Interesting maldoc was submitted from Belarus. It uses Word's external link to load the HTML and then uses the "ms-msdt" scheme to execute PowerShell code.https://t.co/hTdAfHOUx3 pic.twitter.com/rVSb02ZTwt— nao_sec (@nao_sec) May 27, 2022
According to Beaumont, the vulnerability allows a Microsoft Word document to execute code through MSDT even if macros are disabled. The additional samples included Russian language documents that appeared to be related to job interviews.
Managed threat detection vendor Huntress Labs published a threat report Sunday calling the Microsoft zero day a "novel initial access technique" that can be executed in one click or less. "This is an enticing attack for adversaries as it is tucked inside of a Microsoft Word document without macros to trigger familiar warning signs to users -- but with the ability to run remotely hosted code," wrote John Hammond, senior security researcher at Huntress.
Microsoft confirms MSDT flaw
Microsoft's Security Response Center (MSRC) on Sunday confirmed the existence of the MSDT vulnerability, though the software giant did not describe the remote code execution flaw as a zero day or confirm exploitation activity in the wild. However, Microsoft's security advisory for CVE-2022-30190 noted that exploitation has been detected.
The MSRC post offered workarounds to prevent exploitation, including disabling the MSDT URL protocol.
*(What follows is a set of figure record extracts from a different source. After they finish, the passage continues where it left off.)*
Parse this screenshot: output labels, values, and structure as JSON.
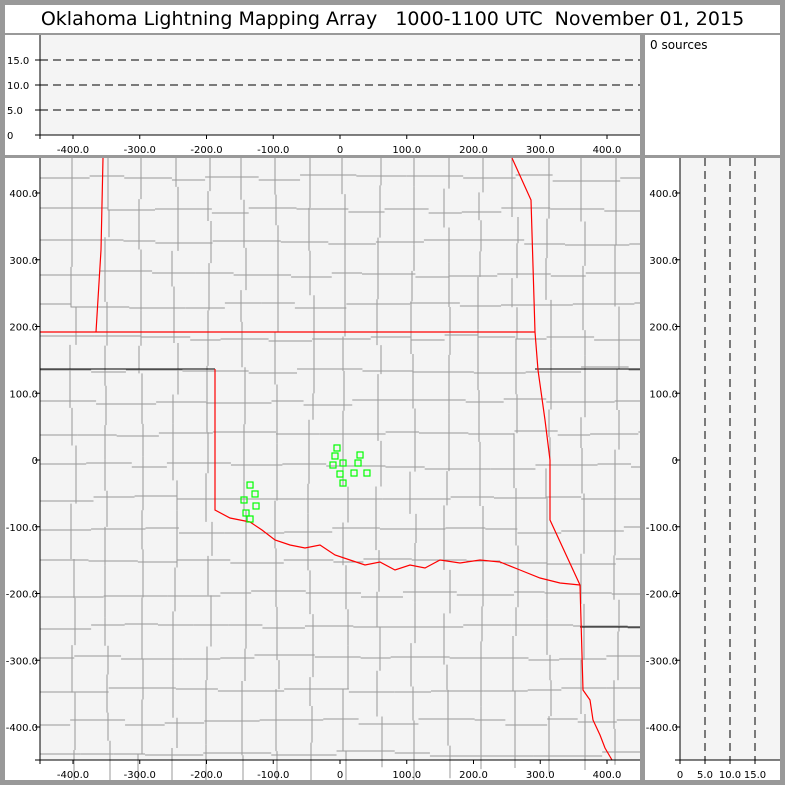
{
  "title": "Oklahoma Lightning Mapping Array   1000-1100 UTC  November 01, 2015",
  "info": {
    "sources_label": "0 sources"
  },
  "colors": {
    "sources": "#00ff00",
    "state_border": "#ff0000",
    "county": "#999999",
    "plot_bg": "#f4f4f4"
  },
  "chart_data": [
    {
      "type": "scatter",
      "panel": "altitude-vs-east-west",
      "xlim": [
        -460,
        440
      ],
      "ylim": [
        0,
        20
      ],
      "xticks": [
        "-400.0",
        "-300.0",
        "-200.0",
        "-100.0",
        "0",
        "100.0",
        "200.0",
        "300.0",
        "400.0"
      ],
      "xtick_values": [
        -400,
        -300,
        -200,
        -100,
        0,
        100,
        200,
        300,
        400
      ],
      "yticks": [
        "0",
        "5.0",
        "10.0",
        "15.0"
      ],
      "ytick_values": [
        0,
        5,
        10,
        15
      ],
      "grid": "dashed horizontal at 5, 10, 15",
      "points": []
    },
    {
      "type": "scatter",
      "panel": "plan-view-map",
      "xlim": [
        -460,
        440
      ],
      "ylim": [
        -450,
        450
      ],
      "xticks": [
        "-400.0",
        "-300.0",
        "-200.0",
        "-100.0",
        "0",
        "100.0",
        "200.0",
        "300.0",
        "400.0"
      ],
      "xtick_values": [
        -400,
        -300,
        -200,
        -100,
        0,
        100,
        200,
        300,
        400
      ],
      "yticks": [
        "400.0",
        "300.0",
        "200.0",
        "100.0",
        "0",
        "-100.0",
        "-200.0",
        "-300.0",
        "-400.0"
      ],
      "ytick_values": [
        400,
        300,
        200,
        100,
        0,
        -100,
        -200,
        -300,
        -400
      ],
      "marker": "open-square",
      "points": [
        [
          -4.5,
          18.0
        ],
        [
          -7.5,
          6.0
        ],
        [
          30.0,
          7.5
        ],
        [
          -10.5,
          -7.5
        ],
        [
          4.5,
          -4.5
        ],
        [
          27.0,
          -4.5
        ],
        [
          0.0,
          -21.0
        ],
        [
          21.0,
          -19.5
        ],
        [
          40.4,
          -19.5
        ],
        [
          4.5,
          -34.5
        ],
        [
          -134.8,
          -37.5
        ],
        [
          -127.3,
          -50.9
        ],
        [
          -143.8,
          -59.9
        ],
        [
          -125.8,
          -68.9
        ],
        [
          -140.8,
          -79.4
        ],
        [
          -134.8,
          -88.4
        ]
      ]
    },
    {
      "type": "scatter",
      "panel": "north-south-vs-altitude",
      "xlim": [
        0,
        20
      ],
      "ylim": [
        -450,
        450
      ],
      "xticks": [
        "0",
        "5.0",
        "10.0",
        "15.0"
      ],
      "xtick_values": [
        0,
        5,
        10,
        15
      ],
      "yticks": [
        "400.0",
        "300.0",
        "200.0",
        "100.0",
        "0",
        "-100.0",
        "-200.0",
        "-300.0",
        "-400.0"
      ],
      "ytick_values": [
        400,
        300,
        200,
        100,
        0,
        -100,
        -200,
        -300,
        -400
      ],
      "grid": "dashed vertical at 5, 10, 15",
      "points": []
    }
  ]
}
Microsoft also said Application Guard for Office will prevent attacks on CVE-2022-30190, as will opening a malicious document in "Protected View."
Microsoft credited anonymous security researcher "Crazyman," a member of threat hunting collective Shadow Chaser Group, with the discovery of the MSDT flaw.
In his blog post, Beaumont noted that Crazyman first reported threat activity for CVE-2022-30190 on April 12. According to tweets from Crazyman, Microsoft responded on April 21 and informed the researcher that it was "not a security related issue."
It's unclear why the vulnerability submission was initially rejected.
Microsoft did not respond to requests for comment at press time.
UPDATE: Microsoft did not directly address questions about exploitation in the wild and why the MSRC post does not identify the vulnerability as a zero day.
"To help protect customers, we've published CVE-2022-30190 and additional guidance here," Microsoft said, citing the MSRC post and vulnerability advisory.
Microsoft did not address questions about Crazyman's original vulnerability report and its rejection; a Microsoft spokesperson said the company had nothing further to share at this time.